Fai waited for her voice to trail off before he said, “I’m sorry I talked of Ming-Mei. Nothing is going to happen to you. You’ll have all that you dream of, and more. I promise.” He said, inexplicably embarrassed, “I only want you to be happy.”

She turned to him, her dark eyes filled with joy. “Thank you, brother.
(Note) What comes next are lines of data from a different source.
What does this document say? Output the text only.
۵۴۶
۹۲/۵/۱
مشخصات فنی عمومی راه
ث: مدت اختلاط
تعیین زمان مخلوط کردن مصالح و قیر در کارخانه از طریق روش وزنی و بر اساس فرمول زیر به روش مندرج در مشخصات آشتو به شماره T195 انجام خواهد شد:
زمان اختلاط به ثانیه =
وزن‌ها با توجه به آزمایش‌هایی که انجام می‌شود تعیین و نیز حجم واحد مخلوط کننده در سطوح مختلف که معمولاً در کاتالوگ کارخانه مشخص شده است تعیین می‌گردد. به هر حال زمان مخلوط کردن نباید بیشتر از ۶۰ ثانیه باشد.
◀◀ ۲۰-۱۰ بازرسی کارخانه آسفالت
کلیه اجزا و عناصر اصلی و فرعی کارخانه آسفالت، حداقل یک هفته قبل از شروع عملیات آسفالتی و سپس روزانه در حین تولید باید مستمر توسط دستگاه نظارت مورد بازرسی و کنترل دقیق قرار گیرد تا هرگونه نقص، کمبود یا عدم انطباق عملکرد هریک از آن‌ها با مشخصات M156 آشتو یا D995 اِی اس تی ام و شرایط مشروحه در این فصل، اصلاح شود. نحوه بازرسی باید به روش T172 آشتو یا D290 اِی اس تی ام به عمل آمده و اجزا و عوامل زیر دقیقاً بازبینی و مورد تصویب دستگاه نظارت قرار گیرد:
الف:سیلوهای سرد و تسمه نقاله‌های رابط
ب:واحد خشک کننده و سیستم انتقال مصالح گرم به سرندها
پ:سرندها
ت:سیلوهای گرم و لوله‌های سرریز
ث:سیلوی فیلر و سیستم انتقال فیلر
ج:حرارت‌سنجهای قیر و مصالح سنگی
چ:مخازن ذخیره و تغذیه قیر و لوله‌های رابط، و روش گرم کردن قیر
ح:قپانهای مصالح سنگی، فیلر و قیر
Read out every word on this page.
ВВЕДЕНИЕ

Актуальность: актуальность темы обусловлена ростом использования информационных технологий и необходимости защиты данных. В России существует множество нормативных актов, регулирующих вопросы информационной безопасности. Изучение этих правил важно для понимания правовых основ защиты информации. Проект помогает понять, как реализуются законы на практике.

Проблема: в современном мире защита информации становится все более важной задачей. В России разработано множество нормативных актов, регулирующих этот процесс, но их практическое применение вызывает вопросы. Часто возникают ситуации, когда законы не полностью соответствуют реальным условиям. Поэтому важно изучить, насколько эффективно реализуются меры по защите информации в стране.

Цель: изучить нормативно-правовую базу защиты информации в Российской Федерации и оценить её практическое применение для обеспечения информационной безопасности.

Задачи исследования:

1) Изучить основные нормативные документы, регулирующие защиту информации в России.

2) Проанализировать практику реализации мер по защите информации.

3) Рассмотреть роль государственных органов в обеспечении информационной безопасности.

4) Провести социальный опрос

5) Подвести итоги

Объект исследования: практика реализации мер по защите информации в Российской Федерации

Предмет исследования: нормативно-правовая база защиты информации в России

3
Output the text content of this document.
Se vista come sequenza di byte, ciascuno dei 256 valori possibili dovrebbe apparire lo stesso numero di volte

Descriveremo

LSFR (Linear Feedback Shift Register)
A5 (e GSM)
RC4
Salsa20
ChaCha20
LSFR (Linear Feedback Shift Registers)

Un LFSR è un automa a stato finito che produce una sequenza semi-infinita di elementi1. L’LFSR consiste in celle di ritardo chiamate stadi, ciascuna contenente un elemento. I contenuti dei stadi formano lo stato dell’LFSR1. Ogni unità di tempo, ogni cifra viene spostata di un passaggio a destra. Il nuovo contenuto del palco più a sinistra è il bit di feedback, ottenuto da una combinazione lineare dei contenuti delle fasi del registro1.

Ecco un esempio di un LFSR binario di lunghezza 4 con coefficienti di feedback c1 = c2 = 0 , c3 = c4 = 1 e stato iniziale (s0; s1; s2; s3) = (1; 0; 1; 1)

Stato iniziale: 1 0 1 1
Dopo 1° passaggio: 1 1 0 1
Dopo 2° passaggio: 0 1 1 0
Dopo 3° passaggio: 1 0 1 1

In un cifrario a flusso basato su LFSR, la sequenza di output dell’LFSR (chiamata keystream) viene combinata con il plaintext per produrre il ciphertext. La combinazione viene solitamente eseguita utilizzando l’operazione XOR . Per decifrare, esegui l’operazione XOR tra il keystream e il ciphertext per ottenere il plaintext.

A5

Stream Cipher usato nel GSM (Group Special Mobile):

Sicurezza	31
You have no idea how much this means to me.” Her gaze went back to the mirror, and she started undoing the bun in her hair, preparing herself for sleep.

Fai left her then. In the courtyard of the house, horses neighed, impatient for the journey ahead, the journey that would bring Jun to her groom’s house, Jun with her wedding clothes packed in the saddlebags, smiling all the way.

Had Fai known what would happen later, he would never have left her alone.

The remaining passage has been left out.